One in four women and one in six men will experience domestic abuse at some point in their lives.

Those are just two of the many statistics and facts revealed at a Domestic Abuse Conference held in Swindon yesterday organised by the High Sheriff of Wiltshire Nicky Alberry and supported by Police and Crime Commissioner Angus Macpherson.

Trying to stop domestic abuse once and for all by improving help for victims and working with the perpetrators was the key aim of the meeting of delegates from county-wide agencies who are involved in protecting and supporting men and women who suffer with mental and physical domestic abuse.

Domestic abuse isn’t just about violent or threatening behaviour – it can be psychological or emotional, sexual or financial, controlling and coercive. It can happen to anyone, regardless of gender, religion, race or sexuality. It can happen in short and long term relationships and partners, ex-partners and family members can all be involved.

Police and Crime Commissioner Angus Macpherson funds a number of support services throughout Wiltshire and Swindon and opened today’s meeting;  he was followed by a number of guest speakers from organisations speaking about what help they can offer to all victims across Swindon and Wiltshire.

He said: “Domestic abuse can be devastating for the victim – damaging  every part of their and their family’s lives.  No one should ever have to go through the horrific ordeal of being abused, controlled or coerced.

“Today’s conference has been a wonderful opportunity for those decision makers – the agencies involved in protecting and helping victims of domestic abuse – to get together to share how best we can protect those who suffer abuse in relationships, whatever that relationship is.

“I’m heartened at the level of collaboration focused on protecting victims and how we all can keep improving those services to those men and women.  A good example is the excellent work of Independent Domestic Violence Advisors (IDVAs) based in GP practices and at the Great Western Hospital in Swindon.

“Putting victims at the heart of Wiltshire Police’s work is a key priority in my Police and Crime Plan and I am delighted to be able to commission a number of valuable support services across the county to protect domestic abuse victims and survivors.

“By bringing police, local authorities, health professionals and domestic abuse support services together to share information, identify risks and co-ordinate responses; I hope many more victims will be empowered to get the help they need.”

The High Sheriff of Wiltshire, Nicky Alberry, said:  “I was really pleased to see at around 100 delegates representing organisations from our county who work in the area of domestic abuse and domestic violence.

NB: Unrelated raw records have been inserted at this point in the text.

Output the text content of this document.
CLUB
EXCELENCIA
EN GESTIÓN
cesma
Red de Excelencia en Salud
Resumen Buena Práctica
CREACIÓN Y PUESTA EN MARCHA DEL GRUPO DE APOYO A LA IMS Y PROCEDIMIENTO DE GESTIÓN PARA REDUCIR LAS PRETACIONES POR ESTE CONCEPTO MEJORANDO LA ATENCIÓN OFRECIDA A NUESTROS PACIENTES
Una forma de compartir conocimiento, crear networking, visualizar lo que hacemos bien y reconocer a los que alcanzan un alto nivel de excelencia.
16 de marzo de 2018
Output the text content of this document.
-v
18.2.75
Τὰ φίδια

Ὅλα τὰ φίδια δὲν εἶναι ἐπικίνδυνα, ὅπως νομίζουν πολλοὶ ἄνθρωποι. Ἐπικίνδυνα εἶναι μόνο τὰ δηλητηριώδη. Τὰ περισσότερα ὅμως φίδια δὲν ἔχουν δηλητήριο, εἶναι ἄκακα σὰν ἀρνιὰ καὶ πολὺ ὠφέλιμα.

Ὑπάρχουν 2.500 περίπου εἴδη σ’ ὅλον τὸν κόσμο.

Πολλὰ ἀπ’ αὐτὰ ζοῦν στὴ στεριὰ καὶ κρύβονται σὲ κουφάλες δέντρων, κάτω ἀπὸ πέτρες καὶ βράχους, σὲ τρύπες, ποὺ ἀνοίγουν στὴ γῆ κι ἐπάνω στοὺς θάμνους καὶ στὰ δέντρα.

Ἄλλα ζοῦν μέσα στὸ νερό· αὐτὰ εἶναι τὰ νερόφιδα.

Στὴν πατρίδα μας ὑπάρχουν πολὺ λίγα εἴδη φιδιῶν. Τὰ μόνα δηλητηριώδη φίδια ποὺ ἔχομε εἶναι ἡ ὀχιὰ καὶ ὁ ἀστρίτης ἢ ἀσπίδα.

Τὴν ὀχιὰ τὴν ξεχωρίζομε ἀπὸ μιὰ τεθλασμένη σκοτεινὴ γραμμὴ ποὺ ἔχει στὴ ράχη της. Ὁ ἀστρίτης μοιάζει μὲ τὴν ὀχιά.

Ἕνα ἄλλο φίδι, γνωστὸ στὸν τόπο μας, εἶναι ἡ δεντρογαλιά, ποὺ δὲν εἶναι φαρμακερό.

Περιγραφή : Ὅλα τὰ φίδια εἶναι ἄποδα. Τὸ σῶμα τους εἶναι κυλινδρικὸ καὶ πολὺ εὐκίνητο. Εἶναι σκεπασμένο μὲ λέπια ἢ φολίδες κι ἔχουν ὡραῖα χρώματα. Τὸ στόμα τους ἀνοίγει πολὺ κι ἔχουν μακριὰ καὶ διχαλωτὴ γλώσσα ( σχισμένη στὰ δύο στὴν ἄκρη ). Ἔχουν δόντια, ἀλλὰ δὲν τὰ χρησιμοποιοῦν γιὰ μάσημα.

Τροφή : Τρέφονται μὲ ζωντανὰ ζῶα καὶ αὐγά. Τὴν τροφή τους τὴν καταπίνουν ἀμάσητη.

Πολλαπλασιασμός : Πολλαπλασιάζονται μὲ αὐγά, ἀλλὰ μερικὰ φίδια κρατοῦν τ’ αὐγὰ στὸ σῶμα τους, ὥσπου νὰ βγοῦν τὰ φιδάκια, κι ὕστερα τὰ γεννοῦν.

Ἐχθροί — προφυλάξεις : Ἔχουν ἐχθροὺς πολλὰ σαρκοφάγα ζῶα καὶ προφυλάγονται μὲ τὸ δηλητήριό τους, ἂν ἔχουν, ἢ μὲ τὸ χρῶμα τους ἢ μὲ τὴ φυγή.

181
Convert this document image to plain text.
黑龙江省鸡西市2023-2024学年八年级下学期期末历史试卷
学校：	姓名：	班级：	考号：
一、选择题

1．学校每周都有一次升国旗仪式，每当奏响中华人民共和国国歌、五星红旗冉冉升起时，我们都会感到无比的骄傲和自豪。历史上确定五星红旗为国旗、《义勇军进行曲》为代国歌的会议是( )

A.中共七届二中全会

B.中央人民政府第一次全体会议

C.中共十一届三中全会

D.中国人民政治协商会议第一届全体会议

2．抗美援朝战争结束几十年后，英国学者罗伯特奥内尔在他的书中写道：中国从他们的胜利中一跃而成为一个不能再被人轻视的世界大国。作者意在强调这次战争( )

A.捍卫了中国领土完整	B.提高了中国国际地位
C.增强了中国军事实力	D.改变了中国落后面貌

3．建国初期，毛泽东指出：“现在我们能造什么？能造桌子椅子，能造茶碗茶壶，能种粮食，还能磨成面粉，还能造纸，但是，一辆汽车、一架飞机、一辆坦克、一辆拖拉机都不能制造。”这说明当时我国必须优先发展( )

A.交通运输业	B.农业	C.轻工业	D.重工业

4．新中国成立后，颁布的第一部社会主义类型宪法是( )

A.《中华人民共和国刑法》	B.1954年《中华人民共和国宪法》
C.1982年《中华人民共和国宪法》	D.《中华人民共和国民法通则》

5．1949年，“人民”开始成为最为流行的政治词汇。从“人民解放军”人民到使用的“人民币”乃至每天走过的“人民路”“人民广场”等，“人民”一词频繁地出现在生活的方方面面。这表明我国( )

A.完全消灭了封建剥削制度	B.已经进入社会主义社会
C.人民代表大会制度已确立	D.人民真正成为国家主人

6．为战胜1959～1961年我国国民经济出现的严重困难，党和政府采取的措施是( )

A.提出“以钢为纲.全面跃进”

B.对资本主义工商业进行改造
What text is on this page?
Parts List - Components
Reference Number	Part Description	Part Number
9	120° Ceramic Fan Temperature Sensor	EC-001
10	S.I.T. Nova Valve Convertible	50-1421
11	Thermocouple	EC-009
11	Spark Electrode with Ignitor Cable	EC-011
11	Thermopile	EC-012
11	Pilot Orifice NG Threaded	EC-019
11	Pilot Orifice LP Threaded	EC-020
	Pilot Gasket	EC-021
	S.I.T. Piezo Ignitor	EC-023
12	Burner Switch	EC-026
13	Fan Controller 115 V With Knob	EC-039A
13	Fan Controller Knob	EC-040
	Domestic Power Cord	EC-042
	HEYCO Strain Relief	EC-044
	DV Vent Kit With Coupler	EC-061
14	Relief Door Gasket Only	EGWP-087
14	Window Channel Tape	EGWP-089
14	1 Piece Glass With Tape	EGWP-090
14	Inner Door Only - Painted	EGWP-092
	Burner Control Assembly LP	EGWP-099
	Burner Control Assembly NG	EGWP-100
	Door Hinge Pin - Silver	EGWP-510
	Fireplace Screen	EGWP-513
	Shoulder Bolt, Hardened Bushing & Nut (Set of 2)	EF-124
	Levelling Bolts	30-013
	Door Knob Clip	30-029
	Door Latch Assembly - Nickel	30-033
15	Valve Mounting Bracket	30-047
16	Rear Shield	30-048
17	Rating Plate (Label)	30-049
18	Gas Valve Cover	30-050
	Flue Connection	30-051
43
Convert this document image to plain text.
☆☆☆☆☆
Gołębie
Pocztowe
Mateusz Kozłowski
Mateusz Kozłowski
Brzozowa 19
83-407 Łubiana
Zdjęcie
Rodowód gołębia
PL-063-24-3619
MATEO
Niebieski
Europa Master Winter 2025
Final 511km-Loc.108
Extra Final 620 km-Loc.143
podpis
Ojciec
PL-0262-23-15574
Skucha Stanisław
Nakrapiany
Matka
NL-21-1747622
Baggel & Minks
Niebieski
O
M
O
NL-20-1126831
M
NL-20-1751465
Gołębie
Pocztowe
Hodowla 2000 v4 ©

“It was encouraging to see them coming together to share some incredible ideas and in some cases making new connections to continue and improve the good work that they do.
“I look forward to working with the unitary authorities of Swindon and Wiltshire as well as Wiltshire Police in this area of very important and necessary work.
“I also want to thank all who have helped me put this conference on including the hard work and support of the Office of the Police and Crime Commissioner.”

Domestic abuse is everyone’s business – if it’s happening to you or someone you know, report it as soon as you can. We understand that victims of domestic abuse will often feel scared to report it but the abuse often gets worse over time.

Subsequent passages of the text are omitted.